I initially posted this as an topic on answers.ros.org (see https://answers.ros.org/question/333180/ros2-micro-ros-intra-process/) but was advised by the moderator to move it to discourse... I think the core of my concern touches your discussion.

(My context: ROS2 inside a machine controller)

Looking at your proposals for intra-process communication, I fail to see whether you also take into account the multi-priority requirements such (often embedded) environments typically have.

I currently see fragmented solution elements or approaches:

Is there any documented vision on how your intra-process-communication would co-exist with multi-priority queuing/handling?

Johan

gavanderhoorn commented 4 years ago

I initially posted this as an topic on answers.ros.org (see https://answers.ros.org/question/333180/ros2-micro-ros-intra-process/) but was advised by the moderator to move it to discourse...

I did, but this is not the embedded category on ROS Discourse.

atyshka commented 3 years ago

Any updates on this roughly a year later?

ivanpauno commented 3 years ago

Any updates on this roughly a year later?

Not that I know of. The problem isn't trivial, and AFAIK there is no people assigned to work on it.

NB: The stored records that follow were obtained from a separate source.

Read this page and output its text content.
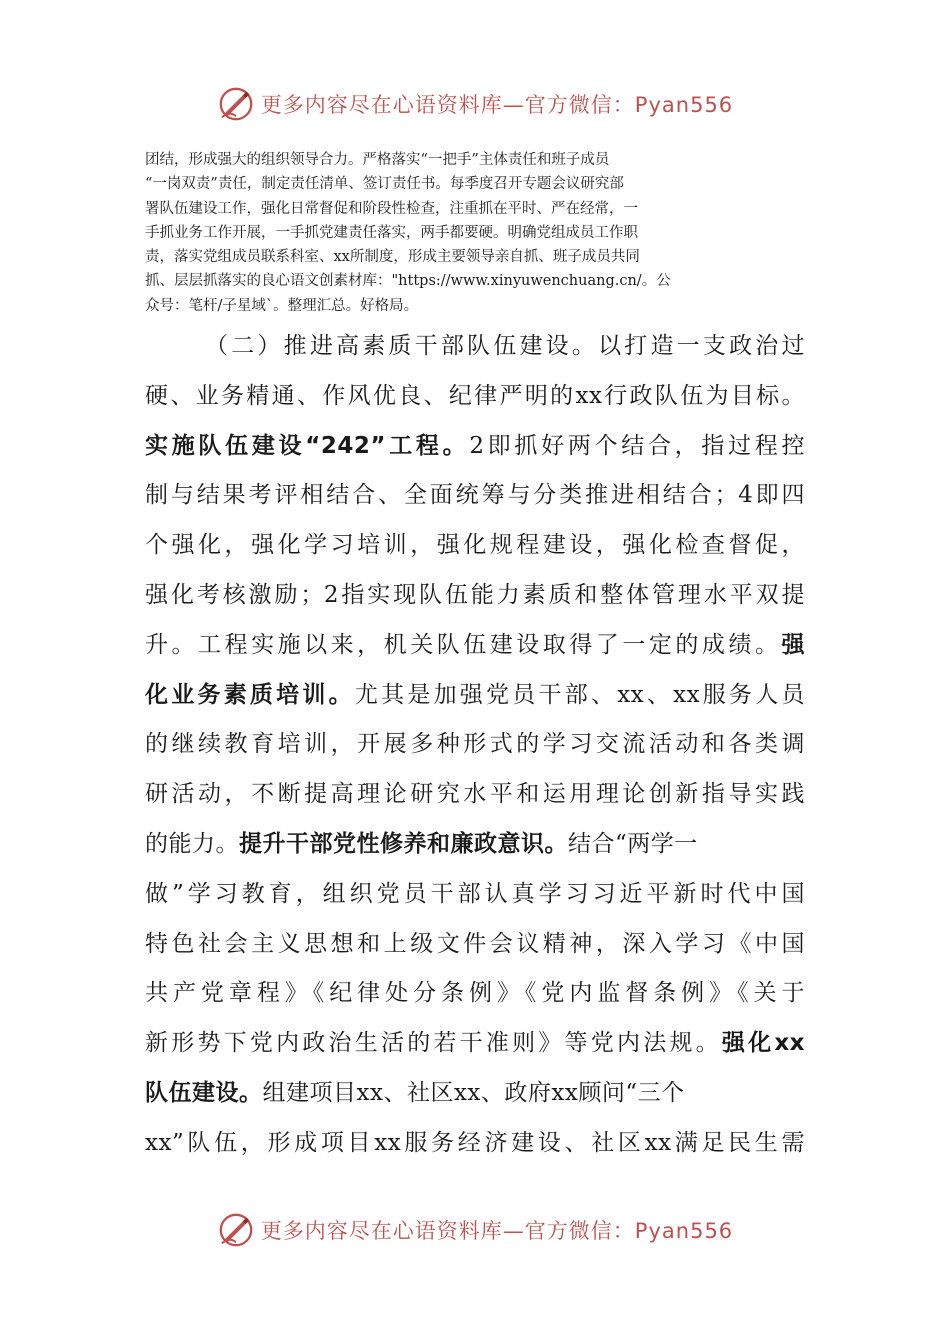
更多内容尽在心语资料库—官方微信：Pyan556
团结，形成强大的组织领导合力。严格落实“一把手”主体责任和班子成员
“一岗双责”责任，制定责任清单、签订责任书。每季度召开专题会议研究部
署队伍建设工作，强化日常督促和阶段性检查，注重抓在平时、严在经常，一
手抓业务工作开展，一手抓党建责任落实，两手都要硬。明确党组成员工作职
责，落实党组成员联系科室、xx所制度，形成主要领导亲自抓、班子成员共同
抓、层层抓落实的良心语文创素材库："https://www.xinyuwenchuang.cn/。公
众号：笔杆/子星域`。整理汇总。好格局。
（二）推进高素质干部队伍建设。以打造一支政治过
硬、业务精通、作风优良、纪律严明的xx行政队伍为目标。
实施队伍建设“242”工程。2即抓好两个结合，指过程控
制与结果考评相结合、全面统筹与分类推进相结合；4即四
个强化，强化学习培训，强化规程建设，强化检查督促，
强化考核激励；2指实现队伍能力素质和整体管理水平双提
升。工程实施以来，机关队伍建设取得了一定的成绩。强
化业务素质培训。尤其是加强党员干部、xx、xx服务人员
的继续教育培训，开展多种形式的学习交流活动和各类调
研活动，不断提高理论研究水平和运用理论创新指导实践
的能力。提升干部党性修养和廉政意识。结合“两学一
做”学习教育，组织党员干部认真学习习近平新时代中国
特色社会主义思想和上级文件会议精神，深入学习《中国
共产党章程》《纪律处分条例》《党内监督条例》《关于
新形势下党内政治生活的若干准则》等党内法规。强化xx
队伍建设。组建项目xx、社区xx、政府xx顾问“三个
xx”队伍，形成项目xx服务经济建设、社区xx满足民生需
更多内容尽在心语资料库—官方微信：Pyan556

twaddellberkeley commented 2 years ago

Hi @ivanpauno, is there any work on this problem, if not do you need help? Would love to dive into it.

Cheers

ivanpauno commented 2 years ago

AFAIK, nobody is working on this right now. I'm not sure if there's a plan to work on the topic soon.

emersonknapp commented 2 years ago

I'm not sure, but does the Cyclone+iceoryx combo do this automatically for C++ nodes in the same process?

ivanpauno commented 2 years ago

I'm not sure, but does the Cyclone+iceoryx combo do this automatically for C++ nodes in the same process?

Not zero copy, zero-copy requires a different API.